| |
| |
| |
Bibliographie.
Dr. Jos. Schrijnen: Sociale klassieke Taalkunde. Amsterdam, Van Langenhuysen, z.j.
De hoofdstrekking van dit betoog is wel, dat de taal een sociaal feit is. De auteur keurt af, dat ik in der tijd de taalstudie van de sociologie uitsloot. Ondanks zijn interessante rede zou ik dit nog steeds doen. De heer Schrijnen heeft de vereischten, waaraan verschijnselen moeten voldoen om het gebied eener afzonderlijke wetenschap te vormen, niet alle in aanmerking genomen. Zij moeten namelijk ook met de beste resultaten voor de wetenschap gezamenlijk door gelijkelijk voorbereide vorschers bewerkt kunnen worden, en wel met de zelfde middelen van onderzoek naar de zelfde methoden. Voldoen zij niet aan deze eischen, dan zou toch ter wille van het onderzoek eene personeele scheiding ontstaan. En nu lijkt het mij, dat de taalvorscher heel andere talenten moet bezitten, andere belangstelling moet koesteren, andere kennis en methoden moet beheerschen dan de socioloog. Mij dunkt, zou het onderzoek er bij kunnen lijden, wanneer wij alleen maar erkenden, dat de linguist heel veel van den socioloog en deze vaak ook wat van den linguist kan leeren, dat dus beide wetenschappen elkaar moeten en kunnen steunen, maar op te belangrijke gronden gescheiden moeten blijven?

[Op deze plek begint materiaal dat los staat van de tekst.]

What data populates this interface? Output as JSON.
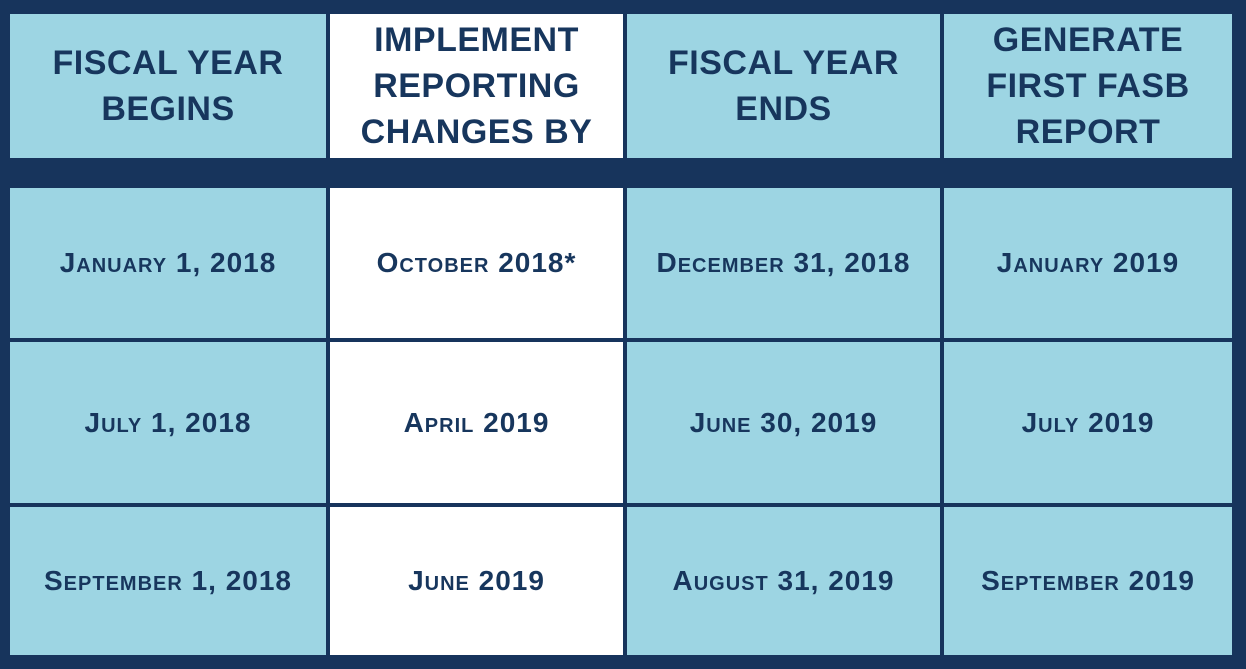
{
  "table": {
    "header": [
      [
        "FISCAL YEAR",
        "BEGINS"
      ],
      [
        "IMPLEMENT",
        "REPORTING",
        "CHANGES BY"
      ],
      [
        "FISCAL YEAR",
        "ENDS"
      ],
      [
        "GENERATE",
        "FIRST FASB",
        "REPORT"
      ]
    ],
    "rows": [
      [
        "January 1, 2018",
        "October 2018*",
        "December 31, 2018",
        "January 2019"
      ],
      [
        "July 1, 2018",
        "April 2019",
        "June 30, 2019",
        "July 2019"
      ],
      [
        "September 1, 2018",
        "June 2019",
        "August 31, 2019",
        "September 2019"
      ]
    ]
  }
}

De heele argumentatie van den heer Schrijnen lijkt mij tot vreemde conclusies te voeren, immers hij betoogt op p. 15-17 met kracht, dat de taal in hooge mate den invloed van oekonomische en technische wijzigingen vooral ondergaat, maar dan zou de taalwetenschap volgens hem ook tot de staathuishoudkunde, ja tot de technologie moeten behooren en dus naar onze Technische Hoogeschool moeten verhuizen, quod est absurdum.
| |
| |
Telkens blijkt, dat niet de vereeniging, maar het bedrijf den invloed op de taal uitoefent. Mij dunkt, de schrijver had zijne stelling wat moeten verwijden, en dan werd zij tevens tot een ‘truism’, van zelf sprekend! De taal als het belangrijkste uitdrukkingsmiddel der menschen voor hunne gedachten en gevoelens, ondergaat den invloed van alle veranderingen, die in deze plaats hebben! Dit is de waarheid, maar niet heel nieuw. Op p. 24 schijnt onze schrijver tot deze erkentenis wel door te dringen. De zaken moeten bestudeerd om de woorden te verstaan, toch niet alleen de sociale zaken?
In zijne peroratie verklaart de heer Schrijnen den godsdienst voor het sociale feit bij uitnemendheid, en tevens het Christendom voor transcendent, p. 29. Zijn deze twee uitspraken niet in strijd met elkaar? Is de godsdienst het of een sociaal feit, dan moet dit toch wel beteekenen, dat het in wisselwerking staat met alle andere sociale factoren, dus niet transcendent is. Treffend is dan ook de verklaring, dat in de taal niets van dit transcendente karakter blijkt. Wat onhistorisch lijkt mij ook de bewering op p. 30, dat het Christendom tot eene veredeling der wetenschap leidde, het duurde dan toch een duizend jaren tot dit merkbaar werd en zeer vreemd schijnen de maatregelen, die de Kerk hier dan toe nam!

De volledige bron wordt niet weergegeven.